The Cole trial is expected to last at least six months, and would start on Oct. 19 with the military shuttling 50 U.S. officers at a time there from a pool of 350 men and women to establish a jury of 12 with six alternate members. Guantánamo is so small, a 45-square-mile base with about 4,500 residents and limited guest quarters, that it would be logistically difficult to bring the entire pool down.
Last week, prosecutors in the Sept. 11 case asked a military judge to set deadlines for starting the four-man conspiracy trial in May 2027. Prosecutors had earlier proposed Jan. 11, 2027, but concluded it was not practical even before arguing for it to Lt. Col.

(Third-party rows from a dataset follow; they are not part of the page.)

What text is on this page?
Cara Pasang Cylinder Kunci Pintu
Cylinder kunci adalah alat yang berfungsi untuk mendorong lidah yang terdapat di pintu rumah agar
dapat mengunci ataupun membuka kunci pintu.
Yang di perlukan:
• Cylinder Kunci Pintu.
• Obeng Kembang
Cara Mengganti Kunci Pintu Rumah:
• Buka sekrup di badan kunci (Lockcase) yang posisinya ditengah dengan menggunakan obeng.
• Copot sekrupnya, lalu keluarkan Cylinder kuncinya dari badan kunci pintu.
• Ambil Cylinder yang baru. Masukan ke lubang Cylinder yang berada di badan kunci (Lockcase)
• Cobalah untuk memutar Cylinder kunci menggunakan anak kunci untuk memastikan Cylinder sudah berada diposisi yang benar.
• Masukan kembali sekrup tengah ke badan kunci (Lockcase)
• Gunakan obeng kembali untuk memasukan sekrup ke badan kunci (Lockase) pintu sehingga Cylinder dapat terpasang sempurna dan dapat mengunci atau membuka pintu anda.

Michael Schrama, their presiding judge.
Colonel Schrama said Monday that he would look at setting a trial schedule after he rules on some key pretrial evidentiary motions, probably over the summer, involving Khalid Shaikh Mohammed, who is accused of being the mastermind of the plot, and two other defendants.
Both cases have dragged on so long in part because no court case in U.S. history has dealt with the volume of classified information involved in this case, which is guarding secret government activities and surveillance that started with the war against terrorism.
Some Navy shipmates who survived the Cole attack and the relatives of victims of both the Cole and Sept. 11 attacks have died waiting for the trials to begin. Family members have been traveling to the base since the arraignment in 2011 to watch pretrial proceedings.